At least now I know approximately where I’ll rage quit. ;)

100% sure I will do this, if I haven’t already lol.

Hey I finally started chapter 3. Like @Sharpe I am on the Chaos path from doing what I considered the better choice. I get the lawful / chaotic reasoning compared to the good / evil. I’m OK with my choice so far.

I made Denim a Dragoon, but I think I’m not happy with my choice. Too many battles don’t have beasts or dragons to contend with. His damage output is a bit low. I think I want to change to something else - but I need to stick with a 1 handed sword so I can make use of his progress. I guess that would mean I need to go to knight or warrior, because berserker and ninja don’t use 1 handed swords. Right now battles allow 10 units and I have 12 because I haven’t hired anyone because even with the automated training I haven’t wanted to bother with it, so I probably don’t have a lot of flexibility in who I field in a given battle.

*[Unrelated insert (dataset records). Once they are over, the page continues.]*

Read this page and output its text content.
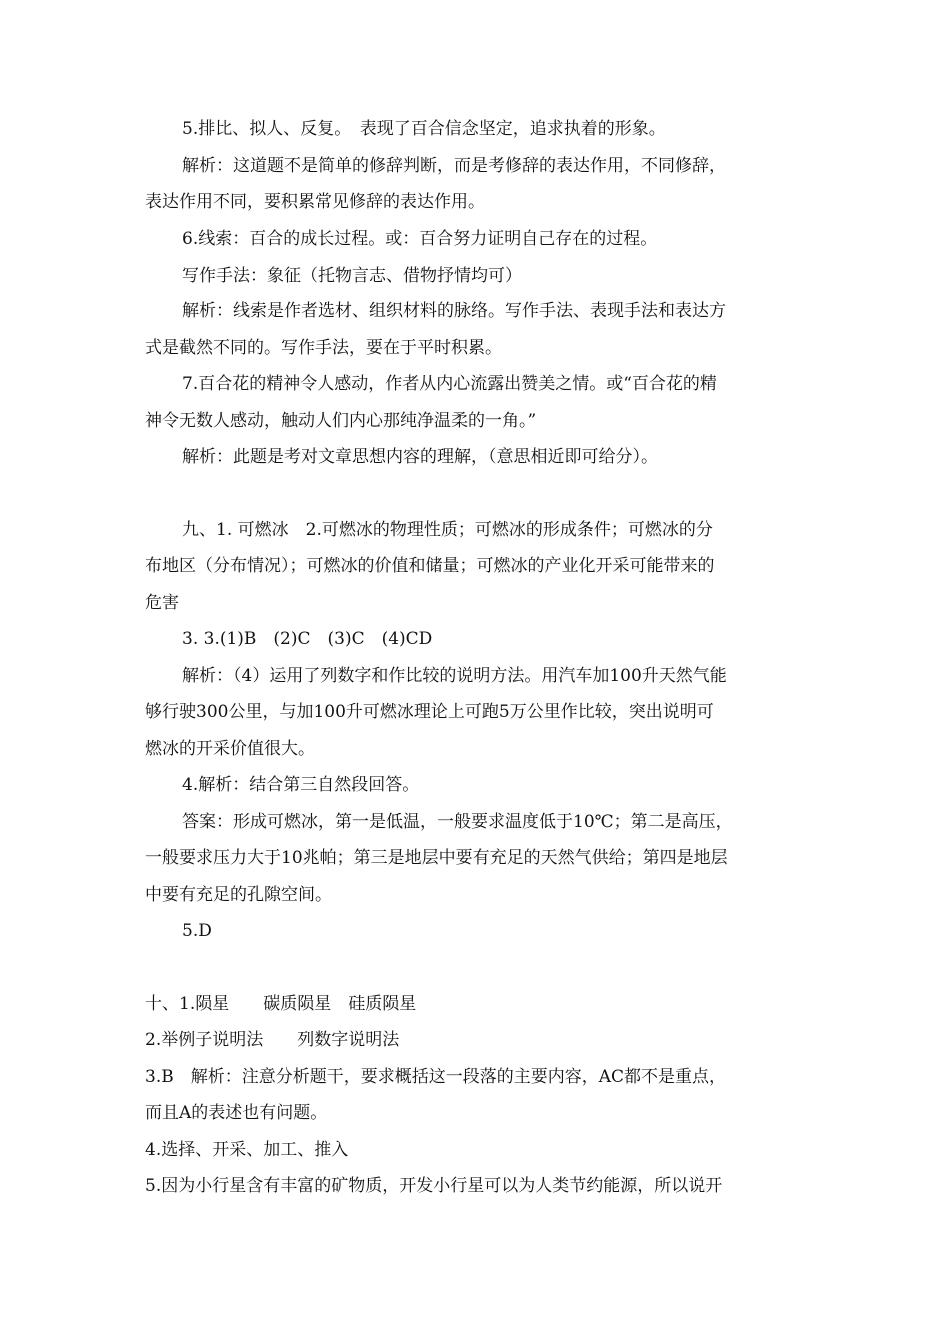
5.排比、拟人、反复。　表现了百合信念坚定，追求执着的形象。

解析：这道题不是简单的修辞判断，而是考修辞的表达作用，不同修辞，

表达作用不同，要积累常见修辞的表达作用。

6.线索：百合的成长过程。或：百合努力证明自己存在的过程。

写作手法：象征（托物言志、借物抒情均可）

解析：线索是作者选材、组织材料的脉络。写作手法、表现手法和表达方

式是截然不同的。写作手法，要在于平时积累。

7.百合花的精神令人感动，作者从内心流露出赞美之情。或“百合花的精

神令无数人感动，触动人们内心那纯净温柔的一角。”

解析：此题是考对文章思想内容的理解，（意思相近即可给分）。

九、1. 可燃冰　2.可燃冰的物理性质；可燃冰的形成条件；可燃冰的分

布地区（分布情况）；可燃冰的价值和储量；可燃冰的产业化开采可能带来的

危害

3. 3.(1)B　(2)C　(3)C　(4)CD

解析：（4）运用了列数字和作比较的说明方法。用汽车加100升天然气能

够行驶300公里，与加100升可燃冰理论上可跑5万公里作比较，突出说明可

燃冰的开采价值很大。

4.解析：结合第三自然段回答。

答案：形成可燃冰，第一是低温，一般要求温度低于10℃；第二是高压，

一般要求压力大于10兆帕；第三是地层中要有充足的天然气供给；第四是地层

中要有充足的孔隙空间。

5.D

十、1.陨星　　碳质陨星　硅质陨星

2.举例子说明法　　列数字说明法

3.B　解析：注意分析题干，要求概括这一段落的主要内容，AC都不是重点，

而且A的表述也有问题。

4.选择、开采、加工、推入

5.因为小行星含有丰富的矿物质，开发小行星可以为人类节约能源，所以说开
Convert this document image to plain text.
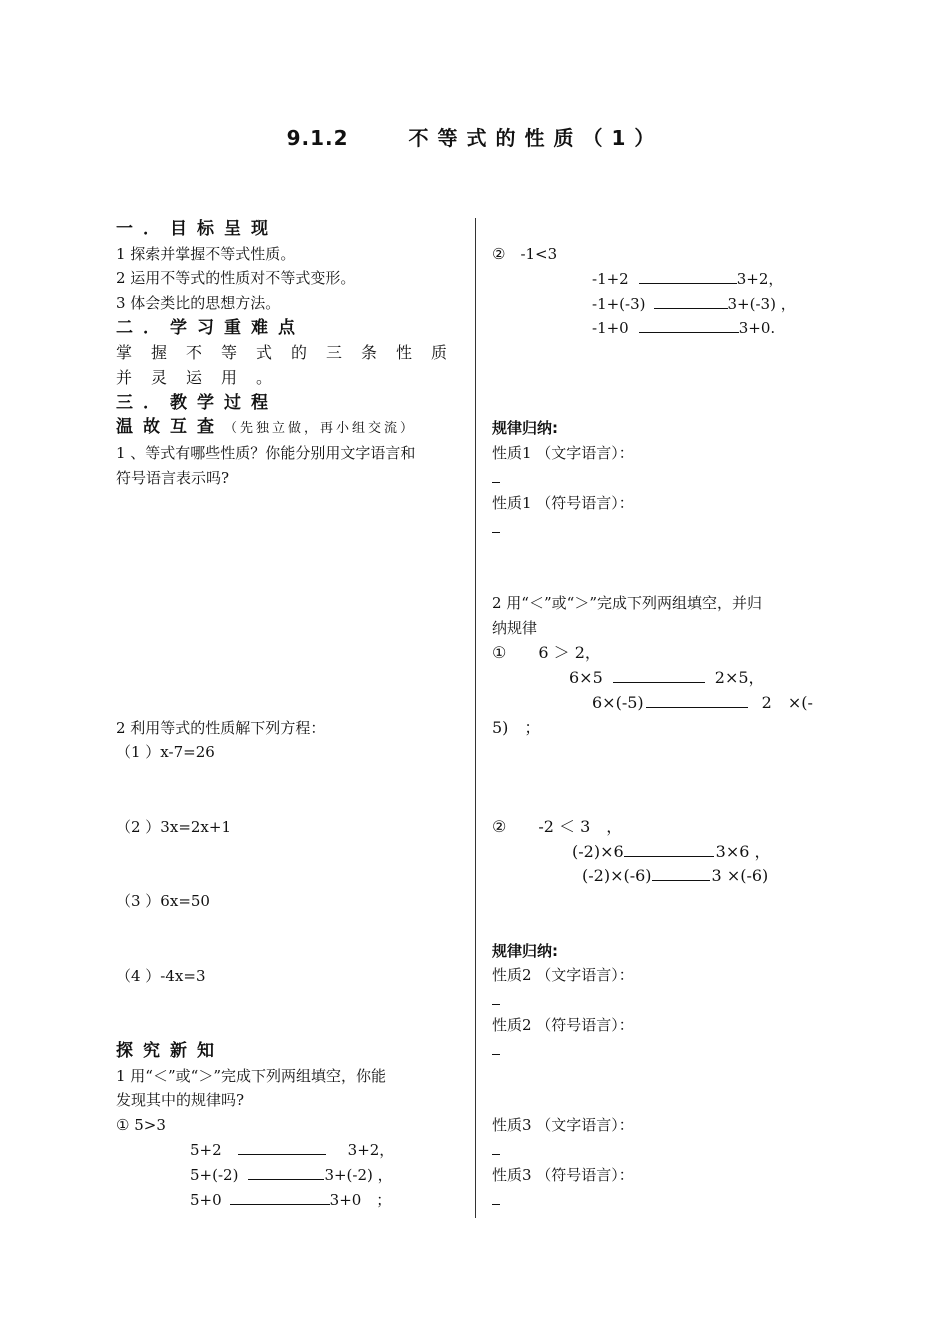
9.1.2	不等式的性质（1）
一．目标呈现
1 探索并掌握不等式性质。
2 运用不等式的性质对不等式变形。
3 体会类比的思想方法。
二．学习重难点
掌握不等式的三条性质
并灵运用。
三．教学过程
温故互查（先独立做，再小组交流）
1 、等式有哪些性质？你能分别用文字语言和
符号语言表示吗?
2 利用等式的性质解下列方程：
（1 ）x-7=26
（2 ）3x=2x+1
（3 ）6x=50
（4 ）-4x=3
探究新知
1 用“＜”或“＞”完成下列两组填空，你能
发现其中的规律吗?
① 5>3
5+2	3+2，
5+(-2)	3+(-2) ，
5+0	3+0　；
②　-1<3
-1+2	3+2，
-1+(-3)	3+(-3) ，
-1+0	3+0.
规律归纳:
性质1 （文字语言）：
性质1 （符号语言）：
2 用“＜”或“＞”完成下列两组填空，并归
纳规律
①　　6 ＞ 2，
6×5	2×5，
6×(-5)	2　×(-
5)　；
②　　-2 ＜ 3　，
(-2)×6	3×6 ，
(-2)×(-6)	3 ×(-6)
规律归纳:
性质2 （文字语言）：
性质2 （符号语言）：
性质3 （文字语言）：
性质3 （符号语言）：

You could spec Denam as a Terror Knight, that was my go-to. Also don’t be afraid to mix it up with classes on other characters, or even weapon skills - they level up really quick. Given Denem a Spear as a Dragoon, that’ll be fun! Or make him a Wizard! That early in the game almost all your stats come from the class which is whatever level your character is, so experimentation is easy.

And 12 characters is technically all you need given you can make any of them whatever class you need at the time. I am more a “these are my guys and this is their class unless something cool comes along” player, sounds like you are as well, but it’s an option here and there.